The newly appointed UN climate chief – Simon Stiell – faces the challenge of bringing countries back on track to meet Paris Agreement goals at a time when a global energy crisis sparked by the conflict in Ukraine is slowing down progress made so far.

On Monday, Secretary-General António Guterres announced the appointment of Simon Stiell as the new UN climate chief, defining him as a “true champion” of creative approaches to the climate crisis.

A long-time advocate for climate action, Stiell has served as minister of environment and climate resilience of the Caribbean island nation of Grenada for the last five years.
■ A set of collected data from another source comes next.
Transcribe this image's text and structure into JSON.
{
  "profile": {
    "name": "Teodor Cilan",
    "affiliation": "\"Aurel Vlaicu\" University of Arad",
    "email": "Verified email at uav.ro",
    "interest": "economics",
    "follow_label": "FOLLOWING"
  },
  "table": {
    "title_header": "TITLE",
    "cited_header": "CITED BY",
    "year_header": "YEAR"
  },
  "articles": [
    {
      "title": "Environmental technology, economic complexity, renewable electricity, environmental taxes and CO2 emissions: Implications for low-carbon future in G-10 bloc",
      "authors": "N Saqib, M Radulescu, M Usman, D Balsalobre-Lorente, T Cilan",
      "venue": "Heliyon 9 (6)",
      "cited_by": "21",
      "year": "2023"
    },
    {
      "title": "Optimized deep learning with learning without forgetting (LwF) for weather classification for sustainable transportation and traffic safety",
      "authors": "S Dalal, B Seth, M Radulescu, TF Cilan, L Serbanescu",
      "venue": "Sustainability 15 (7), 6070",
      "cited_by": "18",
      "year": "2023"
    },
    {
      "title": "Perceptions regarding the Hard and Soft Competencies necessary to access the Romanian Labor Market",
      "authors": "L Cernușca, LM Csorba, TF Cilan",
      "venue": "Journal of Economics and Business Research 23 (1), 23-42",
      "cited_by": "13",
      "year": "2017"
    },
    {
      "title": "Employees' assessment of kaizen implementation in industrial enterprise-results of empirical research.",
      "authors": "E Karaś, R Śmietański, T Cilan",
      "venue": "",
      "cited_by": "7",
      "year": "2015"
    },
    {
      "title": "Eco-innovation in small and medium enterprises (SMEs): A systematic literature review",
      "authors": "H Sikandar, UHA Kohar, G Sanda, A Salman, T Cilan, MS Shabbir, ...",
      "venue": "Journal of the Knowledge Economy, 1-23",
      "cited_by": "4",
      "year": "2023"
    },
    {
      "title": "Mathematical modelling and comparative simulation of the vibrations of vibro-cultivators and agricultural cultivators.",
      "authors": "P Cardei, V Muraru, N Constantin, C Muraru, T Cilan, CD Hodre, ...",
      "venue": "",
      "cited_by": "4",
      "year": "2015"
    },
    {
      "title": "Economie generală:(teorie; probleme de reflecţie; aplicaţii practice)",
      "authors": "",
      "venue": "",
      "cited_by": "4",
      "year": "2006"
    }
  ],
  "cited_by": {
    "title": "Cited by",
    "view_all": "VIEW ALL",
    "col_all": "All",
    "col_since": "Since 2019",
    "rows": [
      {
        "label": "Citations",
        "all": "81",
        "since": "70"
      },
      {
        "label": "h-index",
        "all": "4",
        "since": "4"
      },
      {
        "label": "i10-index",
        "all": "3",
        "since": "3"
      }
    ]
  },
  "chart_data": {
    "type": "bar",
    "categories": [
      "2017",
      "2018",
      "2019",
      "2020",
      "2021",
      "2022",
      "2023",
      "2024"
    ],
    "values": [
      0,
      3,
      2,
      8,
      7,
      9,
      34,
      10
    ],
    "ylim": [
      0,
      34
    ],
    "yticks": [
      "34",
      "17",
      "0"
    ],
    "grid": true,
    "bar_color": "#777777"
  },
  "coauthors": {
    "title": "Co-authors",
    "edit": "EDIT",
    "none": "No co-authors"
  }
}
Before that, the UK-trained engineer and MBA holder served as Minister for Education and Human Resource Development, Minister of State with responsibility for human resource development and the environment, and as a Parliamentary Secretary within the Ministry of Agriculture, Lands, Forestry and Fisheries.  
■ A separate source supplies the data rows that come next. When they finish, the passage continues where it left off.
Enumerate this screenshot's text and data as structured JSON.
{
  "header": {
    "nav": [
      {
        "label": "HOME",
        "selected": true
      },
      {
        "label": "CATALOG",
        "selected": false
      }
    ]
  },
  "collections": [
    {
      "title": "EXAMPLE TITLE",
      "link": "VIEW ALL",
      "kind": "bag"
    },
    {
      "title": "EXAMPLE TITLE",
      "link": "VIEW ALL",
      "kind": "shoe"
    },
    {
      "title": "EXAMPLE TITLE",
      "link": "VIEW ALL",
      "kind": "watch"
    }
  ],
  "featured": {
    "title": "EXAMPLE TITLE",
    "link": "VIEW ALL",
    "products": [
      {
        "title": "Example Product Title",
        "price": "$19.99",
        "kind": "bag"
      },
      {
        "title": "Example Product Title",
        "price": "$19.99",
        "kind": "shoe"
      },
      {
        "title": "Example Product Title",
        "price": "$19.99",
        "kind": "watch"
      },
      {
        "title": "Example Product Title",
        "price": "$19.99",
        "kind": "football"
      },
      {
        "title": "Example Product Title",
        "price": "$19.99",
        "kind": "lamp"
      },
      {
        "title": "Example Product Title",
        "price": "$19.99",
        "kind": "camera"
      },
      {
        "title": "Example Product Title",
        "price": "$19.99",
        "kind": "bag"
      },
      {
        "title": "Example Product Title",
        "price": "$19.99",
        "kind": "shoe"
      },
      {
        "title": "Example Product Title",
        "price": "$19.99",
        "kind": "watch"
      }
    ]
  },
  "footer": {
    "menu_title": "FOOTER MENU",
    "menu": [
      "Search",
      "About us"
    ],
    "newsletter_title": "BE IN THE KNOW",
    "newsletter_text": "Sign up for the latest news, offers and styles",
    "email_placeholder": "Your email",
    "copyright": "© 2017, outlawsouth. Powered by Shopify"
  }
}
He brings more than three decades of experience in the climate field and stood out repeatedly for his relentless calls for more progress in the fight against climate change in previous COP summits.

“His experience as a politician in Grenada will no doubt have given him a deep appreciation of the huge and growing risks that climate change poses to developing countries.” – said Bob Ward, director of policy at the Grantham Institute of the London School of Economics, following Stiell’s appointment on Monday. “He must be tough with those countries, particularly the G20, who are failing to live up to their responsibilities.” – he added.

The newly appointed executive secretary of the UN Framework Convention on Climate Change (UNFCCC) is expected to take up office shortly, replacing Patricia Espinosa who just completed her second, three-year term, and suggesting that he would be in office for this November’s UN climate conference, COP27, in Egypt.

Stiell will face the task of putting countries back on track to meet the Paris Agreement goals. Since last year’s COP26 commitments to cut emissions in line with the 1.5C temperature rise limit, the world has been confronted with rising geopolitical tensions and a global energy crisis. Moreover, the effects of climate change are becoming increasingly apparent, with this summer’s extreme weather events, in particular, resulting in floods, record-breaking wildfires, and droughts and thus threatening food and water supplies across the globe. 

“We need to change course — now — and end our senseless and suicidal war against nature.  We know what to do.  And, increasingly, we have the tools to do it.  But we still lack leadership and cooperation.” – said Guterres at the Stockholm+50 international meeting this June. The upcoming conference will be a tough test for global negotiators, as the latest IPCC climate report warned that “It is now or never” to limit global warming to 1.5C.